January 03, 2009

Austrian surgery or Keynesian chemotherapy?

No Sir FT should not get away answering “Is your recession really necessary? January 2009 by painting a simplistic picture of some evil Austrian forces wanting to castigate the world by dragging down the economy into the doldrums of a severe and disciplining recession and an enlightened Englishman who understood that “in a crisis, demand would not necessarily fall back to the sustainable level”. What is happening is much too serious for that.

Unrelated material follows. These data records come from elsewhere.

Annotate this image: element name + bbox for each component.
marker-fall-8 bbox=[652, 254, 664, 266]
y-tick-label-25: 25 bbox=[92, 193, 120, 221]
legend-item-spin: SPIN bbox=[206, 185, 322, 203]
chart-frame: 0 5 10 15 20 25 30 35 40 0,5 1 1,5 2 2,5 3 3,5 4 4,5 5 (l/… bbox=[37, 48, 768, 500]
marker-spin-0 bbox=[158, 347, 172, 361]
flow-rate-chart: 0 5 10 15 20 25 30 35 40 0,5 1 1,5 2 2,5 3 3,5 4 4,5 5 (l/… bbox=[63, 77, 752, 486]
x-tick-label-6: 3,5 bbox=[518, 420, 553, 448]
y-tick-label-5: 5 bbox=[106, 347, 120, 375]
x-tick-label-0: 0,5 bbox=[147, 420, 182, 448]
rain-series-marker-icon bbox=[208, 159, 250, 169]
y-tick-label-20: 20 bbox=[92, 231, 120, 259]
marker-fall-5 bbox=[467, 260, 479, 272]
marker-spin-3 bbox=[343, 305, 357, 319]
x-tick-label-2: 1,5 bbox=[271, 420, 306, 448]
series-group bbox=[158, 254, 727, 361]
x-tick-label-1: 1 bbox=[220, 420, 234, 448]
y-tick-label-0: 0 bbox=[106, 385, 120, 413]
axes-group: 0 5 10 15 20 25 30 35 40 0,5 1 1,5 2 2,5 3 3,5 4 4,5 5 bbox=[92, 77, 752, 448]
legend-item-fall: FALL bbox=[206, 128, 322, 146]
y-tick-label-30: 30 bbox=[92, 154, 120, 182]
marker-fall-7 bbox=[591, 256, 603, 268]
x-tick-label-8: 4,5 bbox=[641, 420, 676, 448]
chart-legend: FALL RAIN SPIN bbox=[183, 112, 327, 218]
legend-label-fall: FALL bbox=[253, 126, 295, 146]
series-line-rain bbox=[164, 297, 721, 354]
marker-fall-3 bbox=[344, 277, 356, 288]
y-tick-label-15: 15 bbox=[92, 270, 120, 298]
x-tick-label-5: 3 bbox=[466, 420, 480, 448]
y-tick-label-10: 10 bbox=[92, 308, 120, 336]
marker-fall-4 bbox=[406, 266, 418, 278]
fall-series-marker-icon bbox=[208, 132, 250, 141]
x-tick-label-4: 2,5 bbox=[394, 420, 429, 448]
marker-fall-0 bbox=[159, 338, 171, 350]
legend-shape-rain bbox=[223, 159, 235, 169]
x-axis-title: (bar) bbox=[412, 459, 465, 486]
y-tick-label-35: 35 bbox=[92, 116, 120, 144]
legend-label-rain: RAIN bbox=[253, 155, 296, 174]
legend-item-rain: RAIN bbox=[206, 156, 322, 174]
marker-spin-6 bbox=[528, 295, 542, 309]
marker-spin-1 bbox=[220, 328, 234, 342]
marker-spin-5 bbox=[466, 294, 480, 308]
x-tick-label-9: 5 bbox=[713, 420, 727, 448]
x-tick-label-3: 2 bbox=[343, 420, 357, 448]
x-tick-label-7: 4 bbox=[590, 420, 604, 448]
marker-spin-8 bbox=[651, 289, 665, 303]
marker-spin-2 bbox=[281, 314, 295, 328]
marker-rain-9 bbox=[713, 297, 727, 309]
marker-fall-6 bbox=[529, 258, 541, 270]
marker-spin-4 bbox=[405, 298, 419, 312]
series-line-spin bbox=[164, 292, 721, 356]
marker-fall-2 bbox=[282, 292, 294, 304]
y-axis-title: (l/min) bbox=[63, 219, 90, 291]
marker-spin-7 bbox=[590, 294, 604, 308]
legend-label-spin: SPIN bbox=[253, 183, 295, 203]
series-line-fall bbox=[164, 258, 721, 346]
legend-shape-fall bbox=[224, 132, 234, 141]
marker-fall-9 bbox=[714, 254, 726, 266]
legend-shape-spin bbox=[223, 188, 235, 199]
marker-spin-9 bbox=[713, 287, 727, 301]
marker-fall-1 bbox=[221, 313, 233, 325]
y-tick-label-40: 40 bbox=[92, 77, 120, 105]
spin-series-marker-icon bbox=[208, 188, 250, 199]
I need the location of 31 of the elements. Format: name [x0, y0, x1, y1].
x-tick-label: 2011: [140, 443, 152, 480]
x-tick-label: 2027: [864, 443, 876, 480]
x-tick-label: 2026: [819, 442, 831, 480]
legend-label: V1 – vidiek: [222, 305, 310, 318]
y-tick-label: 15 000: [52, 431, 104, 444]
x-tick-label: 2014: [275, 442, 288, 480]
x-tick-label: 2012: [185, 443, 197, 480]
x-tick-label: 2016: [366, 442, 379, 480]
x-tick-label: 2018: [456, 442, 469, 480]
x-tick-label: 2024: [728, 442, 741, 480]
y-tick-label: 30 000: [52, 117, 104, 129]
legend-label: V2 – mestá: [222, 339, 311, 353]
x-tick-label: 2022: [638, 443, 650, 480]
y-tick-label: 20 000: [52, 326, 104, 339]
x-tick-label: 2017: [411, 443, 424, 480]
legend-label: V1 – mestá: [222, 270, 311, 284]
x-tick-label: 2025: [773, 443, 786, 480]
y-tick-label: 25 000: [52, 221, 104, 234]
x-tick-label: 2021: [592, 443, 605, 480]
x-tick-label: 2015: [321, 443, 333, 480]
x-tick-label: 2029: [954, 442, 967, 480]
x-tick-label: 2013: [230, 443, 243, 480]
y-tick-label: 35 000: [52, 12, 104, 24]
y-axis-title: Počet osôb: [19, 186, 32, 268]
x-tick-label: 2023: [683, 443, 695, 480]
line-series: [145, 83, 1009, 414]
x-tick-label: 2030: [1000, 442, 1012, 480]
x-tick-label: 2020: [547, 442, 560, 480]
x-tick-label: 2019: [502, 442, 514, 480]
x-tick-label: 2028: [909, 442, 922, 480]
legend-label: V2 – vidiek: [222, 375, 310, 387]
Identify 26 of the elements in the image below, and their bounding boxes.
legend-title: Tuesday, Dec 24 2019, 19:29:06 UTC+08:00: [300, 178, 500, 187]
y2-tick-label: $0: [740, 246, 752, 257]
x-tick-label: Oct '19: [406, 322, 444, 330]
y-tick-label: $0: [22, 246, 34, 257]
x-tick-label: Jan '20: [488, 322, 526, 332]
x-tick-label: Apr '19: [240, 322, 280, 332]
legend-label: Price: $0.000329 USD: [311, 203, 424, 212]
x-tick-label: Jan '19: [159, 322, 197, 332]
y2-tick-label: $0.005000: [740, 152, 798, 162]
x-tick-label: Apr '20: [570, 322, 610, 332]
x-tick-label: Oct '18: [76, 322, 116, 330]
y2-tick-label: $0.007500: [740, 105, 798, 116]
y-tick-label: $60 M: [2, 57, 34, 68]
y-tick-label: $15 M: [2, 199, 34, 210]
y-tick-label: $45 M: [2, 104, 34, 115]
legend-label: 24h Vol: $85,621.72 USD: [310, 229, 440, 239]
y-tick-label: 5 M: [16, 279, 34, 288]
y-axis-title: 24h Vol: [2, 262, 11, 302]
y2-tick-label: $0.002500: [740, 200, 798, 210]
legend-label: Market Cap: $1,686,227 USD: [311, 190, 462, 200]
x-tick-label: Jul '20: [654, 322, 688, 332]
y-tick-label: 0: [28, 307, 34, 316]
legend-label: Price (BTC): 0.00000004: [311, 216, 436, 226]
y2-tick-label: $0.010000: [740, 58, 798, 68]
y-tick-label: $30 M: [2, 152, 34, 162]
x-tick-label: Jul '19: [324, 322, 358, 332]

Our current alternatives are more like having to choose between Austrian surgery and Keynesian chemotherapy. Only as an example I would much prefer to cut out all the financial fatty tissue that was created like by magic when the subprime mortgages moved up to the Triple-A world, than use a general chemotherapy that can leave us so weak with masses of public debt and that could have us fall into a final coma.

Having said that, before any type of intervention, the patient needs to recover the will to live and that depends on us being able to explain to him in a credible way the full extent of his illness and its treatment. As an economic doctor I would start telling the patient about the sacrifices he will have to make, for instance the higher taxes he will have to pay, because the whole story of stimulus packages, tax rebates and expecting rational behaviour modification from the same financial regulators that got us into this mess, sounds too much of a tall tale to inspire any sort of confidence.

If I was Obama I would in the first 100 minutes of my presidency use my political capital to announce a one dollar per gallon of gas tax. That would absolutely sting a lot but that would also help the patient to believe that there is a rational way out and that someone is willing to go down that path.